3D Multivesicular Structures: Triggered Permeability by Integrin-mediated Picornavirus Entry

Abstract

We elucidated the structural features of vMVBs (virus-induced multivesicular body) compared to antibody-induced control as mock infection. High-pressure cryo fixation of cells is employed to conduct the study with immunoelectron tomography during early virus entry. ILV (intraluminal vesicle) grew concurrently with the dramatic alterations in vMVB size and membrane integrity brought on by EV1 infection.

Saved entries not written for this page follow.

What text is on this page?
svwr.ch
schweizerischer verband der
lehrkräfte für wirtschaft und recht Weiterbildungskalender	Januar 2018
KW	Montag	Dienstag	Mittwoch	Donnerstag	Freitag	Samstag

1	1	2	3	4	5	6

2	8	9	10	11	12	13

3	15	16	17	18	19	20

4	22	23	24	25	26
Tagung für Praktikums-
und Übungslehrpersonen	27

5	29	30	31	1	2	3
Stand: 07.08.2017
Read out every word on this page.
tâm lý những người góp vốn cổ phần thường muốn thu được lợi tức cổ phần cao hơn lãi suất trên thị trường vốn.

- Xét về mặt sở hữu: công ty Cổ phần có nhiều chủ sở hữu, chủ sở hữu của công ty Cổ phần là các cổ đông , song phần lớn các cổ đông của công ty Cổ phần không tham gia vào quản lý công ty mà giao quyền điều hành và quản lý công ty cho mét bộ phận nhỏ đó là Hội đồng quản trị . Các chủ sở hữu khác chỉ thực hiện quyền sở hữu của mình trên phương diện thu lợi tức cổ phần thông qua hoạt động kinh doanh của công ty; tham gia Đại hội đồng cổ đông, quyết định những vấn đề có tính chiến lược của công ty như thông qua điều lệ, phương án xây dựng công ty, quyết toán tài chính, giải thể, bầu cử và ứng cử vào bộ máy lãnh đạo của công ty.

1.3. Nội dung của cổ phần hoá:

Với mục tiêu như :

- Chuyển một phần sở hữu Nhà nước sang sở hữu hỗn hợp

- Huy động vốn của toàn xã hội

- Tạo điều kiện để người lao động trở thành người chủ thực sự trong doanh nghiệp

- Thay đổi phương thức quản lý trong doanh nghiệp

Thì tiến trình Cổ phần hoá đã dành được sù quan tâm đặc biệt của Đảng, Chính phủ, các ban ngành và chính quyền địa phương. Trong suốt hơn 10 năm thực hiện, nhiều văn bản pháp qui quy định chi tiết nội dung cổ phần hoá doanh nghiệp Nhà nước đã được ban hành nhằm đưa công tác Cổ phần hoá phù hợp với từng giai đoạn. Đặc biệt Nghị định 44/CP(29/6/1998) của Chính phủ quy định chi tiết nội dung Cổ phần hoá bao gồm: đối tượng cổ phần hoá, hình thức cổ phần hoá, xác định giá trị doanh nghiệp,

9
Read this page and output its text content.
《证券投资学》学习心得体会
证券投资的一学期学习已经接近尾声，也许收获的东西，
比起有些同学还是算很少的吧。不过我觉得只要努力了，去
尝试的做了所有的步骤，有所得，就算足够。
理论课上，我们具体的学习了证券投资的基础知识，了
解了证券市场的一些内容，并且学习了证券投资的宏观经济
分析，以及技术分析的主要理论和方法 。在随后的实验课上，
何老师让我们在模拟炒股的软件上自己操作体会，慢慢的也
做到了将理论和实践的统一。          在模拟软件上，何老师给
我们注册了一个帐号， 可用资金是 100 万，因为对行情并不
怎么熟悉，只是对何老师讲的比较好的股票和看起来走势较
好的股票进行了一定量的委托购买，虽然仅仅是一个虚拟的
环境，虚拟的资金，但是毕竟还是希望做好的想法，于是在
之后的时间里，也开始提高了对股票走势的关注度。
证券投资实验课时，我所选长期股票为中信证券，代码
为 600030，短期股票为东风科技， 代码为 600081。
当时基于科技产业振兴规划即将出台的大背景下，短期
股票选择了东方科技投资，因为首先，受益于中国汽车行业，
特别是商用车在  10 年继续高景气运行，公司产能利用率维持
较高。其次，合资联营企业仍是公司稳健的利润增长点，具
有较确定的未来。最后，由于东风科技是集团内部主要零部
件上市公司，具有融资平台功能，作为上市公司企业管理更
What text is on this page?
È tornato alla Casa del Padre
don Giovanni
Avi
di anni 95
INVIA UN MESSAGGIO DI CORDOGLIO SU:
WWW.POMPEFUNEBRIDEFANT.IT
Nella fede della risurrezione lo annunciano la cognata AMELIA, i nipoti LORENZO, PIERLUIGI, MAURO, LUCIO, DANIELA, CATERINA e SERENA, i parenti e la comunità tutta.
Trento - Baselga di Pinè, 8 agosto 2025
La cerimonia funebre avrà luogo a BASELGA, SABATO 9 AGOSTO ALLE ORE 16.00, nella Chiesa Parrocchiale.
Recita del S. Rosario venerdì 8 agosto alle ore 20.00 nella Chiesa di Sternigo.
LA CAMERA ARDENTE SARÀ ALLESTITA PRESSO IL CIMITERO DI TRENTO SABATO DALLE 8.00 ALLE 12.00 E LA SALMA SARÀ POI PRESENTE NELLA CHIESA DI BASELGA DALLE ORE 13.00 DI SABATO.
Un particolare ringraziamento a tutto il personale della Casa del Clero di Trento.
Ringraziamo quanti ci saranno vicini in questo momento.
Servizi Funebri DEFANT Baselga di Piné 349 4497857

ILV breakages started to appear at 2 hours post-injury, followed by vMVB limiting membrane rupture. These breakages likely enable effective replication and are connected to EV1 genome egress from vMVBs. The increased internalization of EV1 appears to be caused by a2b1-integrin clustering, where the cellular uptake further develops membrane compartments forming MVBs. Three-dimensional tomograms revealed a marked increase in the size and complexity of these vMVBs and ILVs at 2 and 3.5 hours post-infection (p.i.), in contrast to the control MVBs without the virus. Breakages in the membranes of vMVBs were detected from tomograms after 2 and especially after 3.5 h, suggesting that these breakages could facilitate the genome release to the cytoplasm. The in situ neutral-red labeling of the viral genome showed that virus uncoating starts as early as 30 min p.i., while an increase of permeability was detected in the vMVBs between 1 and 3 hours p.i., based on a confocal microscopy assay. Here, the rupture of endosomes upon the entry of a non-enveloped enterovirus unveils how the viral genome is transferred to the cytoplasm for subsequent replications.